La palabra crucifixión viene hasta nosotros con un peso agobiante de suplicio y deshonor. Extremo castigo, la llamó Apuleyo; suplicio de esclavos, dijo Tacito; el más cruel y horroroso de todos los suplicios, sentenció Cicerón. En la misma Sagrada Escritura se lee: “Es maldito de Dios el que cuelga del madero” (Deuter. XXI, 22).
Y he aquí que el Evangelio, hablando de nuestro Dios humanado, nos dice: crucifixerunt Eum…
De nuevo, en la persona de Cristo, el encuentro y la unión sorprendente de los extremos: antes, Dios y Hombre, Dios y Niño, Dios y Obrero, Dios y Hostia… Ahora, Dios y cruz…
Así se comprende la Impresión que entre los paganos de la época apostólica causaba la predicación de un Dios crucificado. Predicamos a Jesús, y éste, crucificado, pregonaba San Pablo. Escándalo para los Judíos y locura para los gentiles.
Y era tal la Infamia de la cruz, su simple representación gráfica llegaba tan mancillada de afrenta y de Ignominia, que durante los cinco primeros siglos de la Iglesia se evitó el hacer crucifijos. Se aceptaba como un bello Ideal el de San Pablo: estar crucificado con Cristo en la cruz. Se reclamaba como título de gloria santa el llamarse, con Justino, herederos del Crucificado; pero es lo cierto que el crucifijo hería vivamente la sensibilidad de los mismos cristianos.
Del siglo VI hasta nuestros días la cruz se fue rehabilitando, y ya la vemos materialmente cubierta de oro, de gemas y esmeraldas; espiritualmente Iluminada de gloria y ungida de veneración.
Ya no es la cruz maldita; es la cruz bendita. Y ya es bendito de Dios y de los hombres el que cuelga del madero… Entre tantos redimidos de la cruz e Indignos herederos del crucificado, me acerco yo para poner de rodillas todo mi ser y contemplar y aprender…
Porque esto madero es una cátedra, y el predicador, hecho una llaga, nos predica a gritos con la elocuencia de la sangre.
Al religioso, el crucifijo le dicta la más sublime lección de vida espiritual.
Le muestra, como ejemplo supremo, la realización del Ecce y del fíat, que son las dos actitudes sustanciales del religioso.

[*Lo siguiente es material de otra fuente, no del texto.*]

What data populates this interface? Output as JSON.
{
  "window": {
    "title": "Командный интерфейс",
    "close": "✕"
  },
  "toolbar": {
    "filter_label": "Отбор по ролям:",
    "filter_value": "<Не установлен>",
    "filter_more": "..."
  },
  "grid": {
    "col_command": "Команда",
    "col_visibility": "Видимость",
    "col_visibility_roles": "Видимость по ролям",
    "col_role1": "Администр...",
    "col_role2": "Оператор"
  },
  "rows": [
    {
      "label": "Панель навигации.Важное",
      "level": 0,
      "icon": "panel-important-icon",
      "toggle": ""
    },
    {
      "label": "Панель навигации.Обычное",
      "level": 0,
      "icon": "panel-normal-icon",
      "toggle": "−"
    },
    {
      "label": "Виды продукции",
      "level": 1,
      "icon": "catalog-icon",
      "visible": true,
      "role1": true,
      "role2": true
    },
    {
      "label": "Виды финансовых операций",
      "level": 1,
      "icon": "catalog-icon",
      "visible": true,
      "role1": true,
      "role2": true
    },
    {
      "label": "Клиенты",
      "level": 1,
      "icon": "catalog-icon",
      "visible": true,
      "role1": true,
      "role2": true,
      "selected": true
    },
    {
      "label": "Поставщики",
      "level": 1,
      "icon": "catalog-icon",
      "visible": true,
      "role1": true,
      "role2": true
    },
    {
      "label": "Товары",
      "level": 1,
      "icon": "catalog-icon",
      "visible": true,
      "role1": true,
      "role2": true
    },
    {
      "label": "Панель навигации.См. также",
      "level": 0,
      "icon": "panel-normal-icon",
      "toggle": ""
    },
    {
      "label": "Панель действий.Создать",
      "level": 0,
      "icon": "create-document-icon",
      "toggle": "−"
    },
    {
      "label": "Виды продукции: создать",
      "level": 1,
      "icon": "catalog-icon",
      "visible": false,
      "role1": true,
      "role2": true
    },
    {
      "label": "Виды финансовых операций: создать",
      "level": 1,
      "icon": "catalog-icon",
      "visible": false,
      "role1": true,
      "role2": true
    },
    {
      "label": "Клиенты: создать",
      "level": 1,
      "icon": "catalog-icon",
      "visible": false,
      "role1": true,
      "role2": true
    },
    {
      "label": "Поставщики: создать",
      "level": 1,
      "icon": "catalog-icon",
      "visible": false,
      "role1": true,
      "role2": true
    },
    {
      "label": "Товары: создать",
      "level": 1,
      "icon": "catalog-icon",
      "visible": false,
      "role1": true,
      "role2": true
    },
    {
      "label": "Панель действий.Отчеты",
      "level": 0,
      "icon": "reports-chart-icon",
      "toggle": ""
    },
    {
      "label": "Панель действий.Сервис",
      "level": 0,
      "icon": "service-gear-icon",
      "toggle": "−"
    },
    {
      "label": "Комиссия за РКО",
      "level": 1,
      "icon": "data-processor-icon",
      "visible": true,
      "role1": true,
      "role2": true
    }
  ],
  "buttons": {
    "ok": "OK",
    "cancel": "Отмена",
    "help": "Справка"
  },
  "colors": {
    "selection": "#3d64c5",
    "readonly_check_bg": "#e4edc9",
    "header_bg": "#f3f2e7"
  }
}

Del ecce, que es la actitud de la ofrenda; la palabra que Jesús dijo al Padre cuando entraba al mundo para cumplir su misión. Del fíat, que es la actitud de aceptación total de la voluntad divina y del sacrificio consumado. Como cuando Cristo, ante el Cáliz de amargura y la cruz de los dolores supremos dijo al Padre: Fiat, hágase tu voluntad.
Ecce y fiat, dijo también la Madre del Crucificado cuando se doblegaba sumisamente al mensaje de Dios. Y ecce y fiat debe decir el religioso al crucificarse con Cristo en la cruz mediante la emisión de sus votos y la entrega de su voluntad a Dios.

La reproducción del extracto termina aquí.